Travelling to Dortmund

On Sunday I started making my way to Germany for Monday's clash between Switzerland and Togo. My first flight was a delayed, but otherwise uneventful hop to Athens with Aegean, and then I changed to get a Lufthansa flight to Frankfurt.

Wc_airportlounge I was impressed with the World Cup welcome at Frankfurt airport. There were World Cup embassy desks, people wandering around with "Welcome to the World Cup, can I help you?" t-shirts, and even a special room where people could watch the games on giant screens.

I only discovered this after the Japan - Croatia match had finished, but that was no matter, because once I'd got my rail tickets to Dortmund sorted out, I was straight in the nearest bar.
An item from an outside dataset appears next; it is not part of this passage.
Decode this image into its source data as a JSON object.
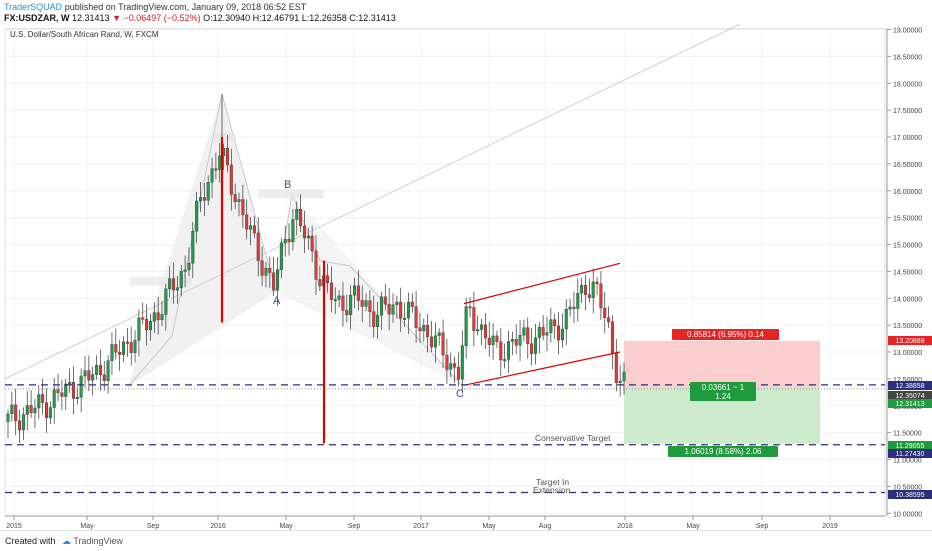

It ticked off nearly all of my usual conditions for avoiding a pub - flat roof, faux "old" in an otherwise ultra-modern building, close to a railway station, but it had the match on so I wasn't fussing. I caught the last twenty minutes of the game, and by the looks of things I was lucky to have missed the first seventy.
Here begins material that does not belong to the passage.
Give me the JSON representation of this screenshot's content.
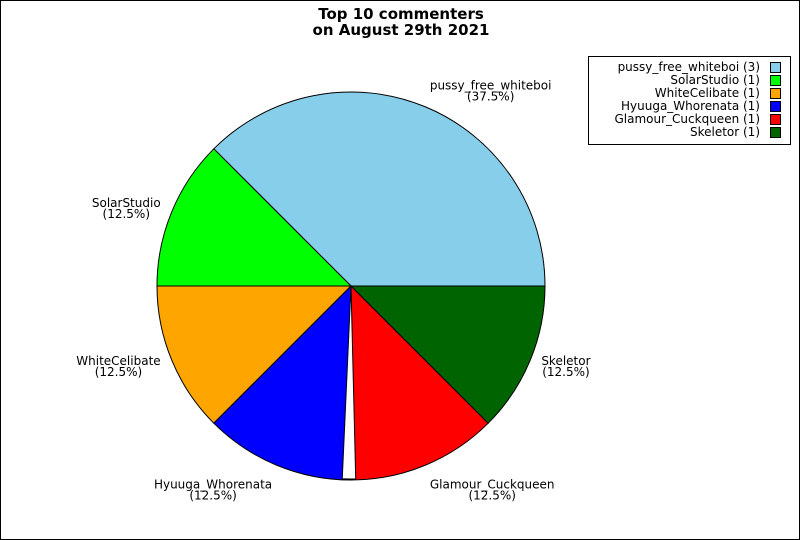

Booking my train ticket for immediate travel meant I was unable to reserve a seat - pretty much a cardinal sin on the DB. I'm sure the scenery between Frankfurt and Koln was lovely, but I can't confirm that, as without a seat on a packed train I spent the first half of the trip sitting on the floor outside the disabled toilets. I thought I'd act like a proper English football fan overseas, so sat there getting in the way whilst drinking beer. In fairness, I betrayed my cosmopolitan European tendencies by at least drinking German beer and listening to German music - it would surely be churlish not to listen to Kraftwerk singing about trains whilst on a train in Germany?

The funniest thing of the train journey was caused by a couple of off-duty policemen who ended up standing next to me. A Swiss fan went in to use the disabled toilet, which caused a stern look to cross the face of one of the polizei. Then in a comedy turn of events worthy of Benny Hill, the Swiss fan failed to lock the electronic door properly. One of the policement bent over to get something out of his bag, the train lurched, he fell backwards, and with his bum hit the switch to open the toilet doors, which then obediently purred open to reveal a red-faced Swiss fan mid-business.

And then, in a development which is going to stretch my ability not to resort to cliché or national stereotypes, the train I was on broke down. I didn't understand the announcement, but the fact that nearly everybody got up to leave alerted me to a problem. I asked the police - "I stay on here for Dortmund?". "No". Everybody going to Dortmund had to shift off one of the coupled trains onto the one in front, which then carried on.

A stroke of luck for me, as it happened, although it meant missing even more of the Brazil - Australia game. Instead of sitting opposite the disabled toilets next to an unfortunate guy who had some kind of Tourette's Syndrome and kept shouting and barking, I ended up in a nice little cabin of six with a couple of helpful elderly German ladies who assured me we were going to Dortmund. Plus a very pretty young lass who amused herself on the trip by stretching out across two seats striking model poses whilst taking pictures of herself with her phone. Whilst I was listening to "Das Model". Natch.